Hirokazu Kore-eda’s Our Little Sister takes what could have been a contentious character and the source of heated family drama and turns the setup into something of beauty. Fifteen-year-old Sachi is the offspring of a philandering father, who abandoned his family for hers. At his funeral, Sachi meets her three half-sisters, who range in age from late teens to late twenties, and are completely diverse in personality: the eldest is serious, business-minded, closed off emotionally; the middle, more fun-loving and partying; and the youngest, a totally likable goofball. But instead of resenting Sachi, who’s now alone in the world, they take her in to the home they share in Kamakura. Some serious sister-bonding occurs—which, because this is a Kore-eda film, of course includes the ritual of food preparation—but her presence also opens the door to the girls examining their own abandonment issues as well as their places in the world. Kore-eda’s best, most moving work since 2009’s Air Doll, Our Little Sister, like the earlier film, manages to be both fluffy and profound.

Road to La Paz

Road to La Paz

Sometimes at a festival you must resort to selecting what you see based on a completely arbitrary detail in a plot description. In the case of Francisco Varone’s Road to La Paz (the winner of a special jury prize), it’s mentioned that the main character drives a Peugeot 505—the car of my teenage years—and that was all it took. It was a stroke of luck, in retrospect, for I might have otherwise missed this genuine charmer, which on paper threatens to be just another quirky, generic road movie.
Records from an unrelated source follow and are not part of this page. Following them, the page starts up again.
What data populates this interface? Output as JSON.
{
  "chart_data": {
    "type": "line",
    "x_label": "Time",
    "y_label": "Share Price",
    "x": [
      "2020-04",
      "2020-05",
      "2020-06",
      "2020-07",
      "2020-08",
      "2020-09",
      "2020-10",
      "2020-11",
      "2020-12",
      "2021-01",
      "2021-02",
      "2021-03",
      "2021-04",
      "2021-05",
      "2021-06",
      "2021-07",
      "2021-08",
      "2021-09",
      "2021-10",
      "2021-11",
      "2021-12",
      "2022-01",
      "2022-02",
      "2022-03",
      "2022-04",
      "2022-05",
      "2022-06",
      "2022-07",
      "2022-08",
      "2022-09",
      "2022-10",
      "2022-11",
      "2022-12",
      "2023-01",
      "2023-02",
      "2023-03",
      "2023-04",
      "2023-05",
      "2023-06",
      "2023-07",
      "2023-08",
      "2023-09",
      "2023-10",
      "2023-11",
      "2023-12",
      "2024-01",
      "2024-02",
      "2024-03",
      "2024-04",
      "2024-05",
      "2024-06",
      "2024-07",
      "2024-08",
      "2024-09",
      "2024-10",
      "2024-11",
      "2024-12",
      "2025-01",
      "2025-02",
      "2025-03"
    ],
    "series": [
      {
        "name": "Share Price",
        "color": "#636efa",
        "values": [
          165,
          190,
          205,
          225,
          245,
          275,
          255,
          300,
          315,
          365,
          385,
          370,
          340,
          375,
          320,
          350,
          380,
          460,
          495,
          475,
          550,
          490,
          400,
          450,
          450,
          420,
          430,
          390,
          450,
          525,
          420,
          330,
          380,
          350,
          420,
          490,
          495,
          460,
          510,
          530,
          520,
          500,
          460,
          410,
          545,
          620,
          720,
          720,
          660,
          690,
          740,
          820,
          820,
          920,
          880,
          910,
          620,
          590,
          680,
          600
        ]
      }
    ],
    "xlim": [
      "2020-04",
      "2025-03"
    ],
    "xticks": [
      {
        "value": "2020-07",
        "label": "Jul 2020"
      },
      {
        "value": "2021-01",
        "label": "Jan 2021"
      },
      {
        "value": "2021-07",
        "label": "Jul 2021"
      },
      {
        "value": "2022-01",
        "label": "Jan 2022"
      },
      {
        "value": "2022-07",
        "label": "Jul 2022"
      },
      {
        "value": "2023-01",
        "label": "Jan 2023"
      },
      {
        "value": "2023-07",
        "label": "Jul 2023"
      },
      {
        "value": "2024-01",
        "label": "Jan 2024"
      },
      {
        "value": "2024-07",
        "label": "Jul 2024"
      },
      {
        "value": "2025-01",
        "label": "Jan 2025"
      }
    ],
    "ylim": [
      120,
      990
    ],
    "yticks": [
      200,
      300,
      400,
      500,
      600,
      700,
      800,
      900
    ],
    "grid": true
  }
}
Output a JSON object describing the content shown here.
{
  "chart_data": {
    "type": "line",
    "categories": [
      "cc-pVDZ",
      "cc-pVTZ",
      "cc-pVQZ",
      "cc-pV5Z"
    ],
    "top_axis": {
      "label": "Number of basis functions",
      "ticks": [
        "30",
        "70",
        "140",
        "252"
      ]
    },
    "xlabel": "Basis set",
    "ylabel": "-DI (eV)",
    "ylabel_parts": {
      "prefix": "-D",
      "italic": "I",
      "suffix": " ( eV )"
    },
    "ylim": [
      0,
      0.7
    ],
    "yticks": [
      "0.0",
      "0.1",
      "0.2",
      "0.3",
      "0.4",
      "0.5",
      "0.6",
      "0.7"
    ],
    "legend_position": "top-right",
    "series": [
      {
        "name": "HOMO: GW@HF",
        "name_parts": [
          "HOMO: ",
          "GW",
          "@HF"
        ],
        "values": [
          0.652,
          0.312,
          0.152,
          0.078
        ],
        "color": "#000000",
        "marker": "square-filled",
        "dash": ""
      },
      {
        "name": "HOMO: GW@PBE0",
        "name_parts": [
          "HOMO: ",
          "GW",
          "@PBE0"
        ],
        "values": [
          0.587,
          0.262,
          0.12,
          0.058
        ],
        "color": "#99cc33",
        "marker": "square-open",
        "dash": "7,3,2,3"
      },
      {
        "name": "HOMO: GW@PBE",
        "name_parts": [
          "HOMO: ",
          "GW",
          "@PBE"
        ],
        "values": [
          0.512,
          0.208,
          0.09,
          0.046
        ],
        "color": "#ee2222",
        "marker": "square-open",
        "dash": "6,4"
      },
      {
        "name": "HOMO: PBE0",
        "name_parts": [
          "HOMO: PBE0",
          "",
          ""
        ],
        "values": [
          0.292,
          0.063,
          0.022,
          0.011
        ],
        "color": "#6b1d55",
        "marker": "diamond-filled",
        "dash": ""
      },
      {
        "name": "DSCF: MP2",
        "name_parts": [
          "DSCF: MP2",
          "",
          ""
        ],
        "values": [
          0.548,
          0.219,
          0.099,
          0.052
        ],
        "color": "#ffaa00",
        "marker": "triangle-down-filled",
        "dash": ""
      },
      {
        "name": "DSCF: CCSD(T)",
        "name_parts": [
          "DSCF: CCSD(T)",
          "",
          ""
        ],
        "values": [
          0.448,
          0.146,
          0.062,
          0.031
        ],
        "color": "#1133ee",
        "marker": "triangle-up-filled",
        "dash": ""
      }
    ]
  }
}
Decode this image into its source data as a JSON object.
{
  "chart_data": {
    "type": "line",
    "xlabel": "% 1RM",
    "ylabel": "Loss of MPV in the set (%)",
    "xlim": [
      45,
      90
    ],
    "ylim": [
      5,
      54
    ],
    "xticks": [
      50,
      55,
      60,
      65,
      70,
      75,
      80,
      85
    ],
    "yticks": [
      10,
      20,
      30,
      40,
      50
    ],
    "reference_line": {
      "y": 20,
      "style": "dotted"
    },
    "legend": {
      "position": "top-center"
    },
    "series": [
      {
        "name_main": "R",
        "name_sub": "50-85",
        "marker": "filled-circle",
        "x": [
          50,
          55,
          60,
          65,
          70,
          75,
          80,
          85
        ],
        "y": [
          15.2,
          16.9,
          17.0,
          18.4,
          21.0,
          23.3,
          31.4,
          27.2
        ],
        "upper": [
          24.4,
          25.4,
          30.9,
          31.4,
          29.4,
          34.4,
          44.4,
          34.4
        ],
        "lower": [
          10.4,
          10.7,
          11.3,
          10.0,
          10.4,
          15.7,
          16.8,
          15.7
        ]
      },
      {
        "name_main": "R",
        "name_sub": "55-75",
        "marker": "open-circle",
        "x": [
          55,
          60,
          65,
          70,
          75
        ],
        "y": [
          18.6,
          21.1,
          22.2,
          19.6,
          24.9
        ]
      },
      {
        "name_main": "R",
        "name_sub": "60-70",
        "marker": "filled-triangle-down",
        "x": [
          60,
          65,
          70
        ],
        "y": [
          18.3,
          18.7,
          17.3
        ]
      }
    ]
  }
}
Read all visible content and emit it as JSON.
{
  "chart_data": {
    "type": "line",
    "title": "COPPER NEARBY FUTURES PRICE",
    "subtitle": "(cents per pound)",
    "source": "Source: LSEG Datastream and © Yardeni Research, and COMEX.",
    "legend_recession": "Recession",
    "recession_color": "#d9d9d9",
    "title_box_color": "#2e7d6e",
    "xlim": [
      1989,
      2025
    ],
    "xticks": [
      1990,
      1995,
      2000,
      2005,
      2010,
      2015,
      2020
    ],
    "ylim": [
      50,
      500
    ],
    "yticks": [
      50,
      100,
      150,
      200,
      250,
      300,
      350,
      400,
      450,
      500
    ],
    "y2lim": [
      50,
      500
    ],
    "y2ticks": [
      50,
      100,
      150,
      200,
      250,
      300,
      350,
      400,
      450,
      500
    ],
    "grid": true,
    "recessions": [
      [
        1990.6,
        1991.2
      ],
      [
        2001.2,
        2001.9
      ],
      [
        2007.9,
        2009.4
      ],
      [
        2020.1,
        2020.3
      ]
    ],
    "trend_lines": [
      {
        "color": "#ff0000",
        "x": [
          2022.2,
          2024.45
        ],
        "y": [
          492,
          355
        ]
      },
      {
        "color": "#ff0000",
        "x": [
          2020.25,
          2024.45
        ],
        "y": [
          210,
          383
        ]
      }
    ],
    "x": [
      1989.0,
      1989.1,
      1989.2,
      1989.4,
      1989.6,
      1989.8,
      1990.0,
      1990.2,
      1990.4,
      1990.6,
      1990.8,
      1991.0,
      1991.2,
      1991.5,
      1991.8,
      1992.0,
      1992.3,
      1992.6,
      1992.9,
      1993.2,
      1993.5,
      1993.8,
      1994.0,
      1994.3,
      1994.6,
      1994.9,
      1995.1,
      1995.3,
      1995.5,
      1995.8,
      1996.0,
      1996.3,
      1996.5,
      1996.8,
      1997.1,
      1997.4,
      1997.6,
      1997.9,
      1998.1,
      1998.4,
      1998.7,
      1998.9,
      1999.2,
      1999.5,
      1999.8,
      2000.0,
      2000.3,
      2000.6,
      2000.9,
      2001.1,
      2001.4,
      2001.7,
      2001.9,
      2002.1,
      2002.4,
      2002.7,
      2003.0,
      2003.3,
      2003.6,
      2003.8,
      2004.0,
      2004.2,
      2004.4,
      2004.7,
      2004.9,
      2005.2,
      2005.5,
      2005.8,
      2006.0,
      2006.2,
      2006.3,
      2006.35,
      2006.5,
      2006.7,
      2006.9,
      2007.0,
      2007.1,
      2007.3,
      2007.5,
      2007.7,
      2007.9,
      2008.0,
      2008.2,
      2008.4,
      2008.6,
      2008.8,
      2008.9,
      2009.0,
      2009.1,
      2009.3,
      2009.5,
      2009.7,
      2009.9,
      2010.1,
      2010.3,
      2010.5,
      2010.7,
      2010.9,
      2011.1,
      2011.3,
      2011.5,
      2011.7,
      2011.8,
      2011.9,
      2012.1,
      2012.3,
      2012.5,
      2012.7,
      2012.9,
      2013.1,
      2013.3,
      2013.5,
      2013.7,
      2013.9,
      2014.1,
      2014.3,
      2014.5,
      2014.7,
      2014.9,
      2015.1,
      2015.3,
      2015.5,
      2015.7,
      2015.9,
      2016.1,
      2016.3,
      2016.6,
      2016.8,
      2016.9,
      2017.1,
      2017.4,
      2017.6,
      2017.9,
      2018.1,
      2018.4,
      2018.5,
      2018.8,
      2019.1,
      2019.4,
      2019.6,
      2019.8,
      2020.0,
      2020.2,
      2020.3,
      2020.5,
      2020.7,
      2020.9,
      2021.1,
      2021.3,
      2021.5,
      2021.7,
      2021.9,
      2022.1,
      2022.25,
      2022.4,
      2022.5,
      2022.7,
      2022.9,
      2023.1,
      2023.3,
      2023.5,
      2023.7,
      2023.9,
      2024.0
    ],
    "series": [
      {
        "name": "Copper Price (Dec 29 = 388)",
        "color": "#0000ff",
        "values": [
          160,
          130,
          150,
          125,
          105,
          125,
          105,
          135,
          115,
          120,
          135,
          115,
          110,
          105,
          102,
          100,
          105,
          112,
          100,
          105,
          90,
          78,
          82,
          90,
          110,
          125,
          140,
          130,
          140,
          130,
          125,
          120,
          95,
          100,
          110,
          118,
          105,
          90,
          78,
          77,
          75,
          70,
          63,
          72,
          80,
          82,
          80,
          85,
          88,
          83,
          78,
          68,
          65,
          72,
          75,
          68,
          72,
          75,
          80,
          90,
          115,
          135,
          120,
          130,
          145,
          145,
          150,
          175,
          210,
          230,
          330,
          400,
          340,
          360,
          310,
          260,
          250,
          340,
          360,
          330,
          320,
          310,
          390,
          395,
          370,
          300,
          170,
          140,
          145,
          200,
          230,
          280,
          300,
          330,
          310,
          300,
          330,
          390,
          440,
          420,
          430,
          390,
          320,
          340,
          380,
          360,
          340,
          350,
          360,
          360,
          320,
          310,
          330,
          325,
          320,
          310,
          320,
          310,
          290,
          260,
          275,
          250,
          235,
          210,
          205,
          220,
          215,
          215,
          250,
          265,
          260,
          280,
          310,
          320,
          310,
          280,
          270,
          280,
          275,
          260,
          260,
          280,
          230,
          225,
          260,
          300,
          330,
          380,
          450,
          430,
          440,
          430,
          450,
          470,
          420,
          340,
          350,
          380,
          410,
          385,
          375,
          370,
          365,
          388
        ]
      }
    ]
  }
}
A very good Rodrigo de la Serna plays Sebastian, a down-on-his-luck guy in Buenos Aires whose landline in the new apartment he and his wife move into was formerly the phone number of a car service. At first the frequent calls are annoying, but he soon decides to use them to his advantage and begins taxiing people around for cash. One of his loyal “customers,” a terminally ill Muslim man, takes a liking to Sebastian and asks him to drive him the nearly 2,000 miles to La Paz so he can visit his brother and eventually Mecca before his death. Sebastian, unable to deny the paycheck, reluctantly agrees, and it turns out to be a life-altering trip, on which they acquire another passenger, two dogs, and some life perspective along the way. Every festival needs warm, uplifting movies in the mix to lighten up the usually weighty load, and Our Little Sister and Road to La Paz fit the bill perfectly.